Opinion

Un país de leyes como de populismo político y judicial

Por: J. F. Paz – Exmagistrado / Consultor. – Presidente Tribunal de Control Ético del partido liberal colombiano.

No hay duda de los anuncios de proyectos de ley como la solución a los innumerables problemas sociales, económicos, de empleo, por parte de éste agónico gobierno, como de asustados parlamentarios en busca de reelección, con impacto inmediato, en tanto que la solución que se plantea tiene una solución a mediano o largo plazo, si es que va con respaldo presupuestal, o de lo contrario queda como una ley para enmarcar, pero produjo su efecto publicitario que era lo que se buscaba por sus promotores.

En el campo judicial, que no decir de las noticias de primera página de reformas al sistema operante, con resultados negativos en cuanto al caos y desorden por la que atraviesa, donde el atraso y la congestión es su principal característica, olvidando al eje central de la razón de ser, el ciudadano de a pie, que sufre las consecuencias de una justicia tardía, la indefinición de los procesos, como la dificultad para acceder a la misma, sin considerar los múltiples escándalos a que ha sido sometida por jueces y magistrados que han deshonrado tan noble misión de impartir justicia por delegación del estado.

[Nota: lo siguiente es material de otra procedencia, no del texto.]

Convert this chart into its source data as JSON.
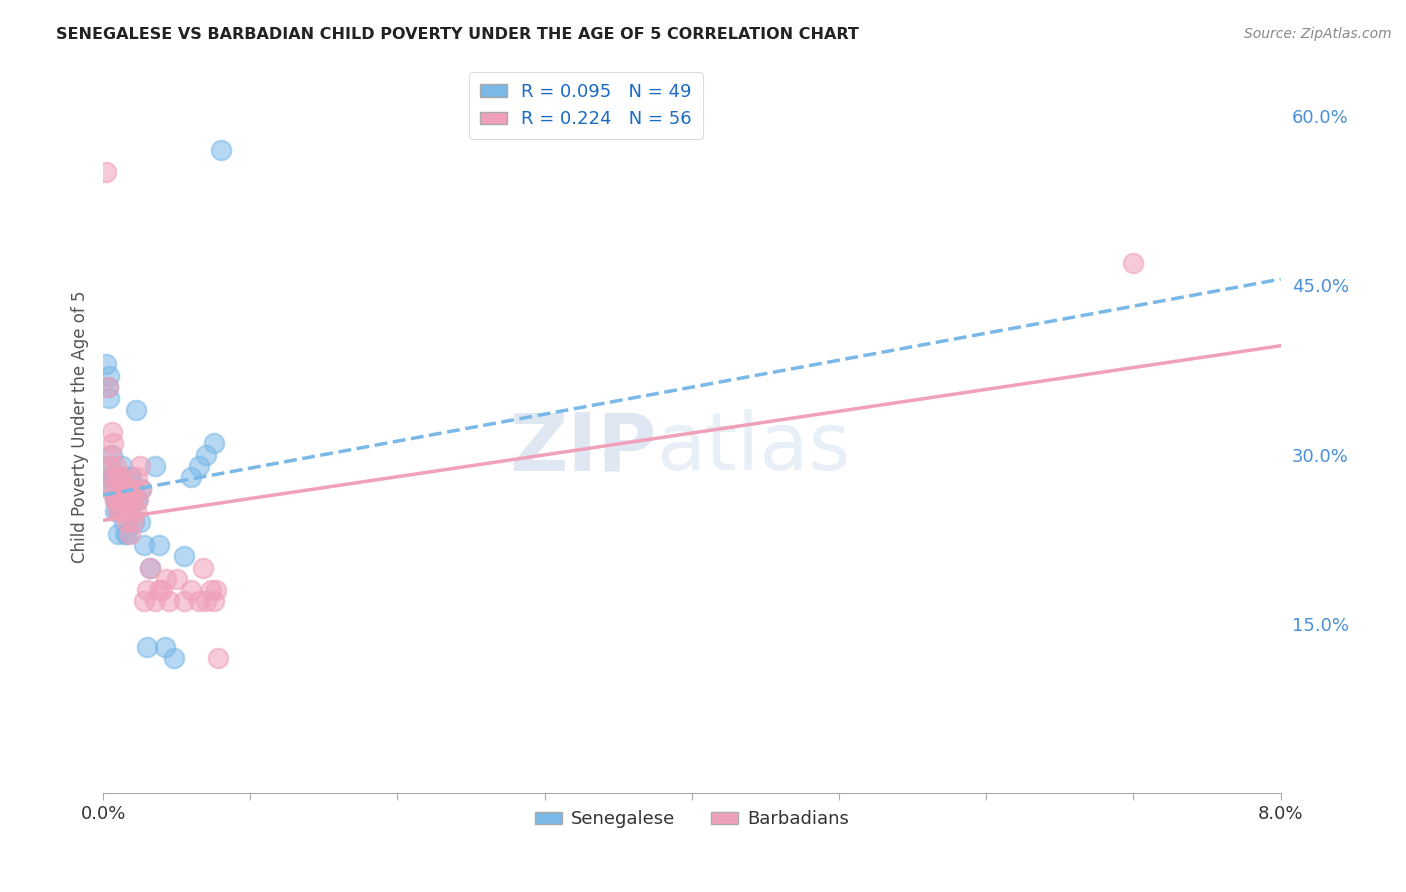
{
  "title": "SENEGALESE VS BARBADIAN CHILD POVERTY UNDER THE AGE OF 5 CORRELATION CHART",
  "source": "Source: ZipAtlas.com",
  "xlabel": "",
  "ylabel": "Child Poverty Under the Age of 5",
  "xlim": [
    0.0,
    0.08
  ],
  "ylim": [
    0.0,
    0.65
  ],
  "xtick_positions": [
    0.0,
    0.01,
    0.02,
    0.03,
    0.04,
    0.05,
    0.06,
    0.07,
    0.08
  ],
  "xticklabels": [
    "0.0%",
    "",
    "",
    "",
    "",
    "",
    "",
    "",
    "8.0%"
  ],
  "yticks_right": [
    0.15,
    0.3,
    0.45,
    0.6
  ],
  "ytick_right_labels": [
    "15.0%",
    "30.0%",
    "45.0%",
    "60.0%"
  ],
  "senegalese_color": "#7ab8e8",
  "barbadian_color": "#f0a0b8",
  "legend_label_1": "R = 0.095   N = 49",
  "legend_label_2": "R = 0.224   N = 56",
  "watermark_zip": "ZIP",
  "watermark_atlas": "atlas",
  "background_color": "#ffffff",
  "grid_color": "#d8d8d8",
  "senegalese_points_x": [
    0.0002,
    0.0003,
    0.0004,
    0.0004,
    0.0005,
    0.0005,
    0.0006,
    0.0006,
    0.0007,
    0.0007,
    0.0008,
    0.0008,
    0.0009,
    0.001,
    0.001,
    0.0011,
    0.0011,
    0.0012,
    0.0012,
    0.0013,
    0.0013,
    0.0014,
    0.0014,
    0.0015,
    0.0015,
    0.0016,
    0.0016,
    0.0017,
    0.0018,
    0.0019,
    0.002,
    0.0021,
    0.0022,
    0.0023,
    0.0025,
    0.0026,
    0.0028,
    0.003,
    0.0032,
    0.0035,
    0.0038,
    0.0042,
    0.0048,
    0.0055,
    0.006,
    0.0065,
    0.007,
    0.0075,
    0.008
  ],
  "senegalese_points_y": [
    0.38,
    0.36,
    0.37,
    0.35,
    0.29,
    0.28,
    0.3,
    0.28,
    0.28,
    0.27,
    0.26,
    0.25,
    0.26,
    0.25,
    0.23,
    0.28,
    0.26,
    0.27,
    0.25,
    0.29,
    0.27,
    0.26,
    0.24,
    0.26,
    0.23,
    0.25,
    0.23,
    0.27,
    0.28,
    0.28,
    0.26,
    0.24,
    0.34,
    0.26,
    0.24,
    0.27,
    0.22,
    0.13,
    0.2,
    0.29,
    0.22,
    0.13,
    0.12,
    0.21,
    0.28,
    0.29,
    0.3,
    0.31,
    0.57
  ],
  "barbadian_points_x": [
    0.0002,
    0.0003,
    0.0004,
    0.0005,
    0.0005,
    0.0006,
    0.0007,
    0.0007,
    0.0008,
    0.0008,
    0.0009,
    0.0009,
    0.001,
    0.001,
    0.0011,
    0.0011,
    0.0012,
    0.0012,
    0.0013,
    0.0013,
    0.0014,
    0.0015,
    0.0015,
    0.0016,
    0.0016,
    0.0017,
    0.0018,
    0.0018,
    0.0019,
    0.002,
    0.002,
    0.0021,
    0.0022,
    0.0023,
    0.0024,
    0.0025,
    0.0026,
    0.0028,
    0.003,
    0.0032,
    0.0035,
    0.0038,
    0.004,
    0.0043,
    0.0045,
    0.005,
    0.0055,
    0.006,
    0.0065,
    0.0068,
    0.007,
    0.0073,
    0.0075,
    0.0077,
    0.0078,
    0.07
  ],
  "barbadian_points_y": [
    0.55,
    0.36,
    0.27,
    0.3,
    0.29,
    0.32,
    0.31,
    0.28,
    0.27,
    0.26,
    0.29,
    0.26,
    0.28,
    0.25,
    0.28,
    0.26,
    0.27,
    0.25,
    0.28,
    0.26,
    0.27,
    0.27,
    0.25,
    0.26,
    0.24,
    0.27,
    0.25,
    0.23,
    0.27,
    0.26,
    0.24,
    0.27,
    0.25,
    0.28,
    0.26,
    0.29,
    0.27,
    0.17,
    0.18,
    0.2,
    0.17,
    0.18,
    0.18,
    0.19,
    0.17,
    0.19,
    0.17,
    0.18,
    0.17,
    0.2,
    0.17,
    0.18,
    0.17,
    0.18,
    0.12,
    0.47
  ]
}
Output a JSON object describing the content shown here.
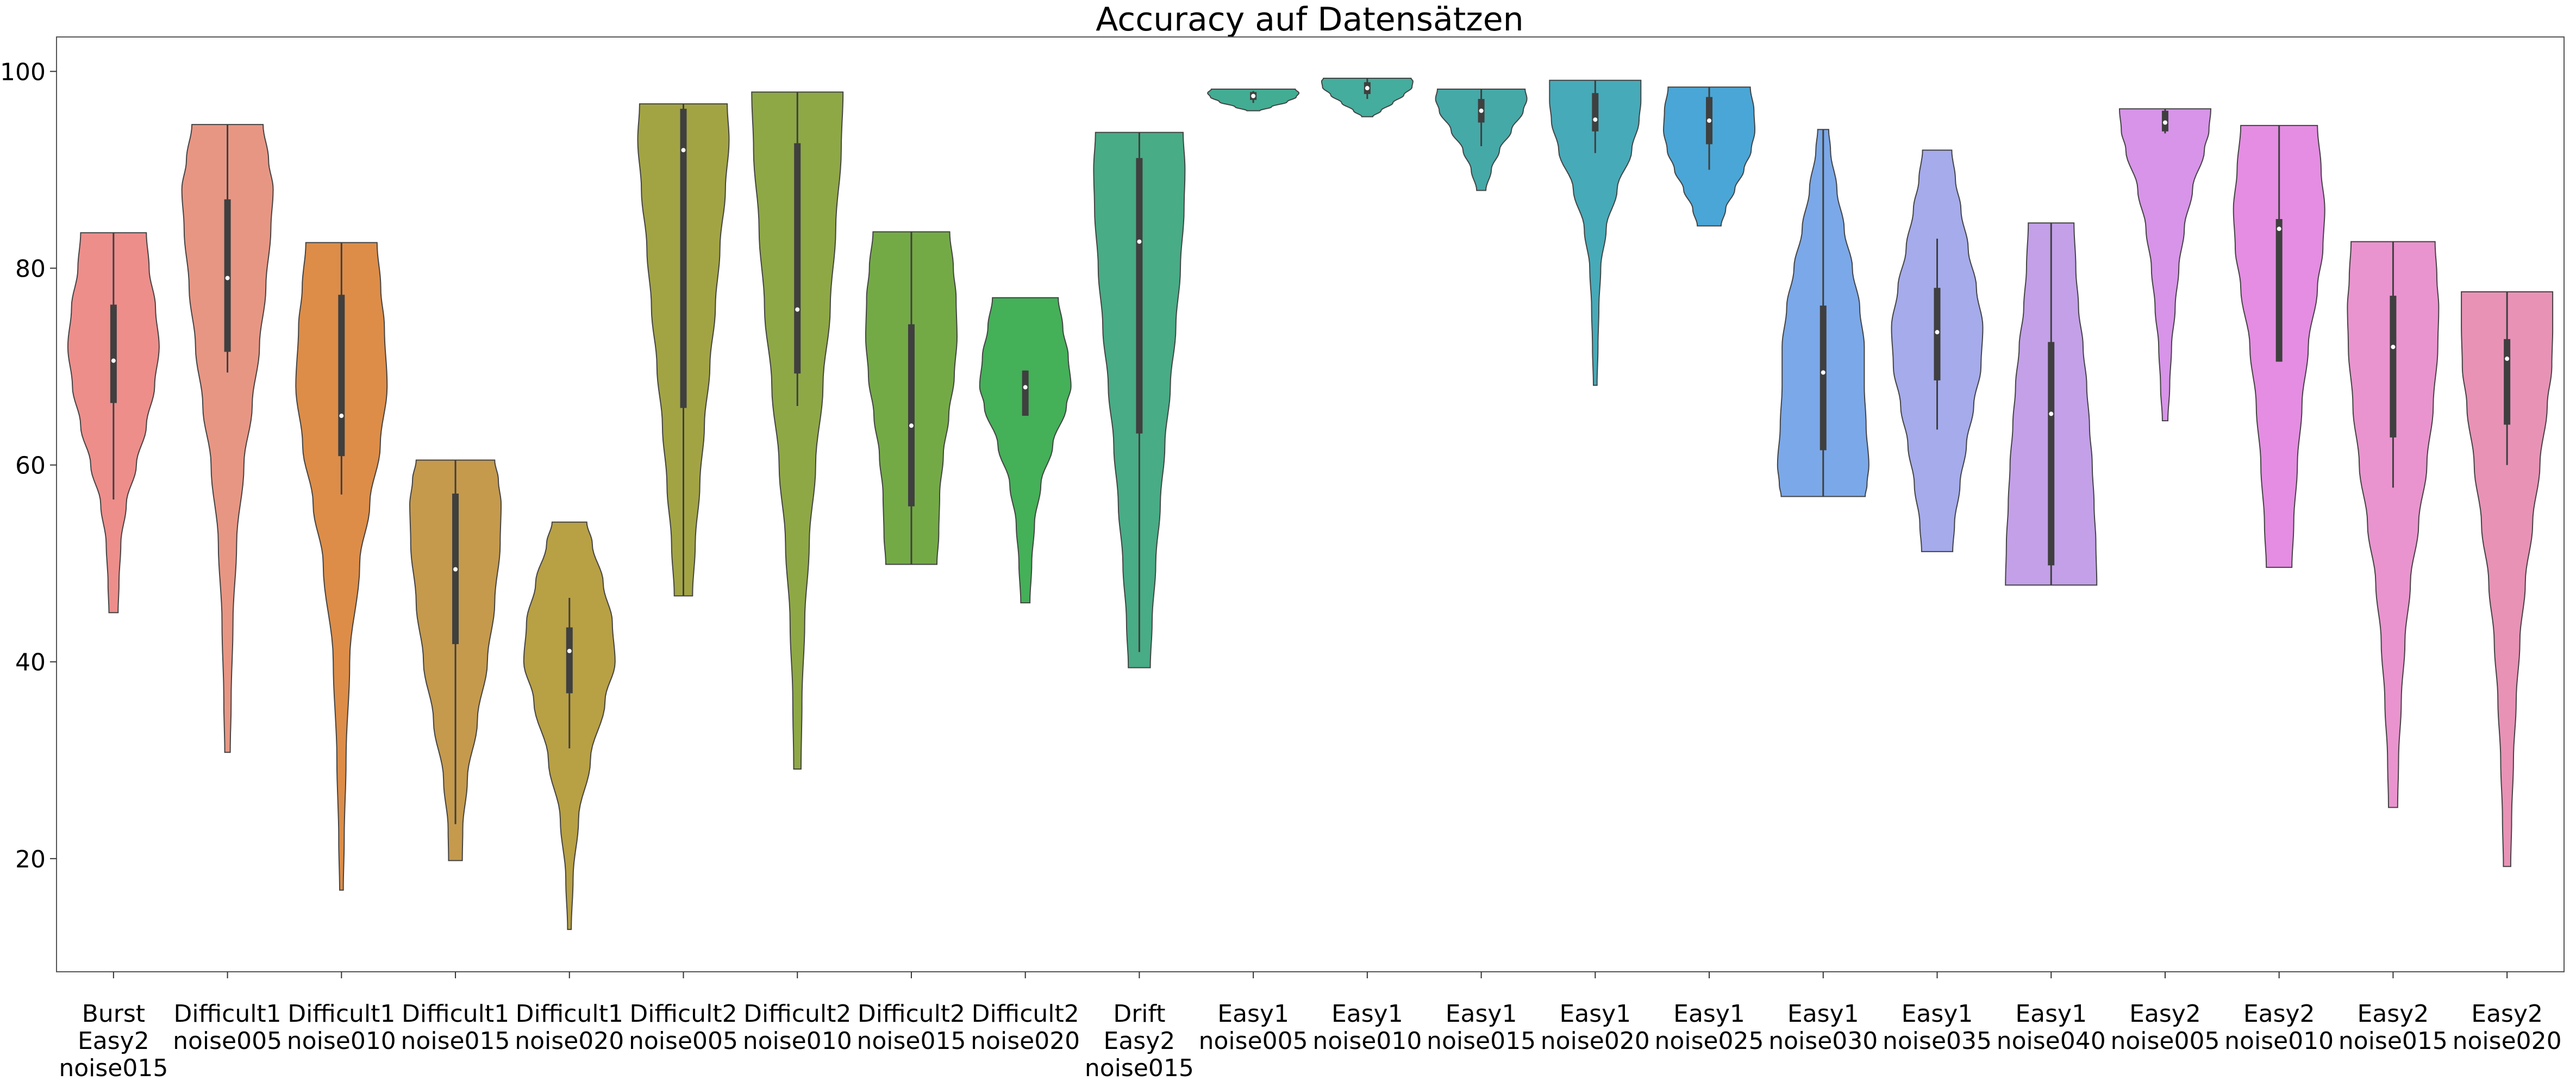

Pero se está a tiempo de recuperar la confianza perdida, restaurando la dignidad del ejercicio político y judicial, devolviéndole su verdadera naturaleza de servicio del bien público y jurisdiccional.

ADENDA: Nada ganamos con aprehender al presunto delincuente callejero, al ladronzuelo de celulares, de espejos de automotores, al bandido de barrio, al fletero, si nuestro publicitado sistema penal acusatorio, con la anuencia de los jueces, muchos apegados al inciso, con interpretaciones subjetivas, los liberan a las pocas horas, so pretexto de no cumplirse con ciertas formalidades, atentando con esas decisiones la convivencia social, de capa caída en el momento actual.